“Are you messing with my 'Lion King' movie?” my daughter messages me through Facebook. She is about 20 miles away but is getting updates on my movie-watching via the wall postings. Apparently I “checked in” at Pride Rock and the Elephant Graveyard.
Parents of a certain age know both locations well, because "Lion King" is pretty much branded into our memories from scores of re-viewings in the 1990s. Almost two decades later, in the age of apps, social networks, connected TVs and Blu-ray disc players, your kids can tell when you have hit their media stash.
And it can prove costly. When I explain to her how the iPad app works in synch with the BD disc to great effect, the pre-Christmas push begins. “Cool. Now I really want an iPad. I can help you test these things.” Yeah, well, good luck with that one. She still hasn’t gotten the iPhone she has been campaigning for vigorously these past years.
I already gushed shamelessly over Disney’s first stab at second screening an app with the Blu-ray release of "Bambi" earlier this year.
The experience has gotten even better this time out with the Diamond Edition of "Lion King." The guys in the Disney skunk works are thinking very hard about how two screens work together in intelligent harmony.
The most notable enhancement in the new app is the synchronization mechanism itself. The "Lion King" app gives you the option to keep the app connected to the film either by audio cues -- or, even better, through BD-Live connectivity.
The sync method in "Bambi" was a dodgy affair that forced you to manually catch up with the film if you fell behind because of perusing app material. Here, the BD-Live connection actually ties the iPad and disc so that you can pause the film from the app itself. You can even syc app and film in either direction so you can pull the film back to where you are in the app. The "Lion King" Second Screen app develops the subtle syncopation of the two screens that I noted in the "Bambi" release.
The real challenge for the second-screen programmer is balancing enhancement against intrusiveness. The second-screen experience can easily become cumbersome if users feel as if they are juggling or having to manage the second screen somehow. Some TV-sync experiences suffer this problem. Twitter feeds and ancillary material come at the viewer/user in such a torrent the user starts spinning plates.

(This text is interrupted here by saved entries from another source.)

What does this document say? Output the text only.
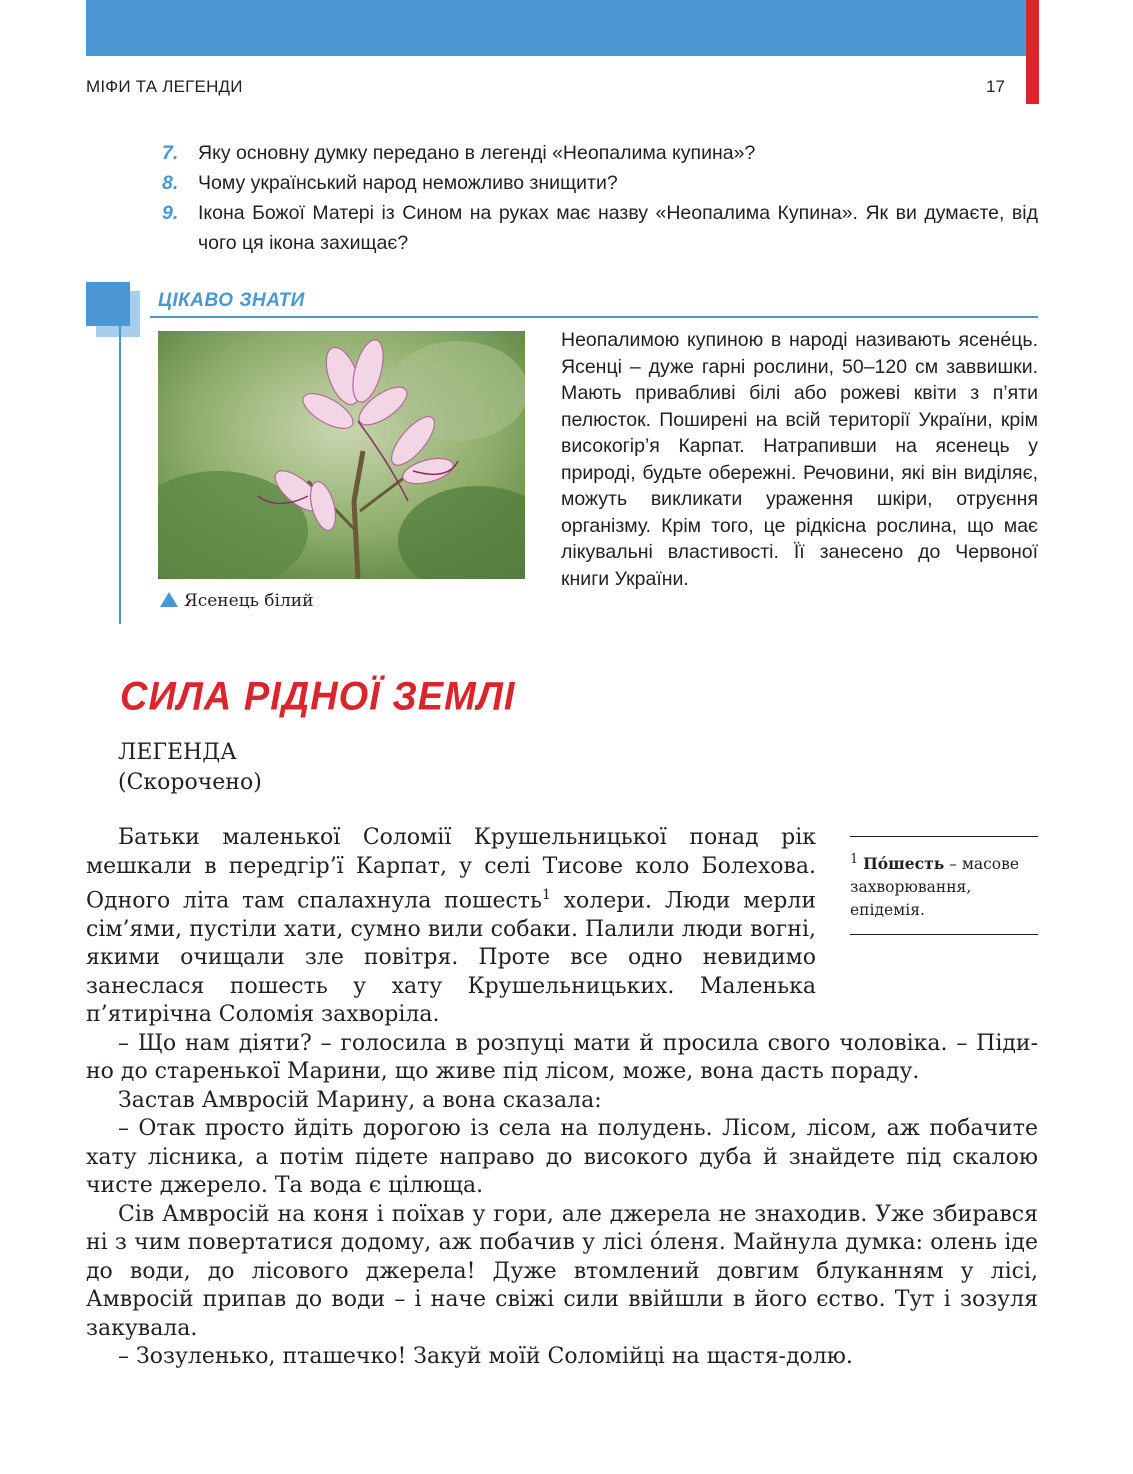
МІФИ ТА ЛЕГЕНДИ	17
7. Яку основну думку передано в легенді «Неопалима купина»?
8. Чому український народ неможливо знищити?
9. Ікона Божої Матері із Сином на руках має назву «Неопалима Купина». Як ви думаєте, від чого ця ікона захищає?
ЦІКАВО ЗНАТИ
Ясенець білий
Неопалимою купиною в народі називають ясене́ць. Ясенці – дуже гарні рослини, 50–120 см заввишки. Мають привабливі білі або рожеві квіти з п’яти пелюсток. Поширені на всій території України, крім високогір’я Карпат. Натрапивши на ясенець у природі, будьте обережні. Речовини, які він виділяє, можуть викликати ураження шкіри, отруєння організму. Крім того, це рідкісна рослина, що має лікувальні властивості. Її занесено до Червоної книги України.
СИЛА РІДНОЇ ЗЕМЛІ
ЛЕГЕНДА
(Скорочено)
$^1$ По́шесть – масове захворювання, епідемія.

Батьки маленької Соломії Крушельницької понад рік мешкали в передгір’ї Карпат, у селі Тисове коло Болехова. Одного літа там спалахнула пошесть$^1$ холери. Люди мерли сім’ями, пустіли хати, сумно вили собаки. Палили люди вогні, якими очищали зле повітря. Проте все одно невидимо занеслася пошесть у хату Крушельницьких. Маленька п’ятирічна Соломія захворіла.

– Що нам діяти? – голосила в розпуці мати й просила свого чоловіка. – Піди-но до старенької Марини, що живе під лісом, може, вона дасть пораду.

Застав Амвросій Марину, а вона сказала:

– Отак просто йдіть дорогою із села на полудень. Лісом, лісом, аж побачите хату лісника, а потім підете направо до високого дуба й знайдете під скалою чисте джерело. Та вода є цілюща.

Сів Амвросій на коня і поїхав у гори, але джерела не знаходив. Уже збирався ні з чим повертатися додому, аж побачив у лісі о́леня. Майнула думка: олень іде до води, до лісового джерела! Дуже втомлений довгим блуканням у лісі, Амвросій припав до води – і наче свіжі сили ввійшли в його єство. Тут і зозуля закувала.

– Зозуленько, пташечко! Закуй моїй Соломійці на щастя-долю.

It is important to have mechanisms in place that allow for easy review of the second-screen stream during periods whe the first screen doesn’t command as much attention.
Disney classic animation has the distinct advantage of having been memorized by many viewers. Most users of this tandem experience already know the film well enough and can bounce between the two screens easily. Still, the stream of parallel programming is modulated so that new material appears at intervals, usually complements like storyboards and preliminary sketches, background art, etc. The experience is punctuated at times with larger interactive pods like a flipbook of a sequence using the original line art, larger galleries and some puzzle games. There are even mini-documentaries laid into the experience, such as longer footage of wildlife expert Jim Fowler bringing lions into the Disney offices for the artists to render. Here is where the synchronized control really comes in handy.

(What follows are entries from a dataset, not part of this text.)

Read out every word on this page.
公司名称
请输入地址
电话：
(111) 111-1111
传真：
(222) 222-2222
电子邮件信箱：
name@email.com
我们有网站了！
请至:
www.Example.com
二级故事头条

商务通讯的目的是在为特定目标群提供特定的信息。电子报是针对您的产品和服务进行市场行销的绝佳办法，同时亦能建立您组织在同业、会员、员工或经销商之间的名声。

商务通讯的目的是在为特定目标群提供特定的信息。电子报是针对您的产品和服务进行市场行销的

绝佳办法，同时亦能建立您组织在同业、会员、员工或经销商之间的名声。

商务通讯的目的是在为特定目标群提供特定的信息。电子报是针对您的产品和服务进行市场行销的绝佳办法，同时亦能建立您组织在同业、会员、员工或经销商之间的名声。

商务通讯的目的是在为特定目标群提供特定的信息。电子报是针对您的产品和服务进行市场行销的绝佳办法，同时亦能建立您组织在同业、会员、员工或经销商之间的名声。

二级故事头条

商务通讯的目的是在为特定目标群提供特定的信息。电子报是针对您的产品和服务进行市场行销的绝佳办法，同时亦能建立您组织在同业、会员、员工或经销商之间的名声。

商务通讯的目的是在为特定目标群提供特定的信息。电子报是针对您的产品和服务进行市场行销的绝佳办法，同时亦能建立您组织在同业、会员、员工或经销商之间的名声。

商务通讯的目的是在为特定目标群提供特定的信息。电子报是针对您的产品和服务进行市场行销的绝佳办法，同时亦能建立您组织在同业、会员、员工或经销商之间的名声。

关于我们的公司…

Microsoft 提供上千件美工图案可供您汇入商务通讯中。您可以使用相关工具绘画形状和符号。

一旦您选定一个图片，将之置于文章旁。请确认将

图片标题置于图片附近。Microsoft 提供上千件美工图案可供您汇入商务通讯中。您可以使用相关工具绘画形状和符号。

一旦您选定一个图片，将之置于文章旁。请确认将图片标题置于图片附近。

And of course there is the social layer, also much more advanced in this version than in the "Bambi" disc. I can check in to the major locations in the film and share to the social network images from the film and even links to deeper Disney material for others to explore.
What Disney is pioneering here is the second screen evolving beyond the parallel experiences both Web and mobile apps have been playing with for years. With a network TV, disc player and mobile app, we are now looking at fascinating possibilities for weaving real control and communications across the platforms.
The implications for other second-screen models could be enormous. The possibility of inserting user-generated content into the media experience that is then shared perhaps across other viewers, is delicious. This sort of interactivity becomes all the more important as more TV experiences are not live but time-shifted.
Someday it will feel quaint to recall those times when we swapped YouTube clips of Jon Stewart’s comic rant last night from the desktop. Soon enough we should be able to tap our smartphone while watching the show (live or on DVR) to tag and share the moment we are watching across the social network and directly onto our friends’ TVs.
Of course, as I am discovering already, sharing what you are doing across mobile and TV devices can also just instigate more whining.
“I hate this phone!” my daughter blurts about her DROID, now pretty much whenever she sees me use my iPhone. “I don’t think it texts properly. Are you sure you get all the messages I am sending you?
“You mean the ones about how much you hate your phone? Yeah, I think I am getting them. You’re not getting an iPhone.”
“I could test a lot of this stuff for you. Give you more material for your columns.”
“You’re not getting an iPhone. When does your contract run out, anyway?”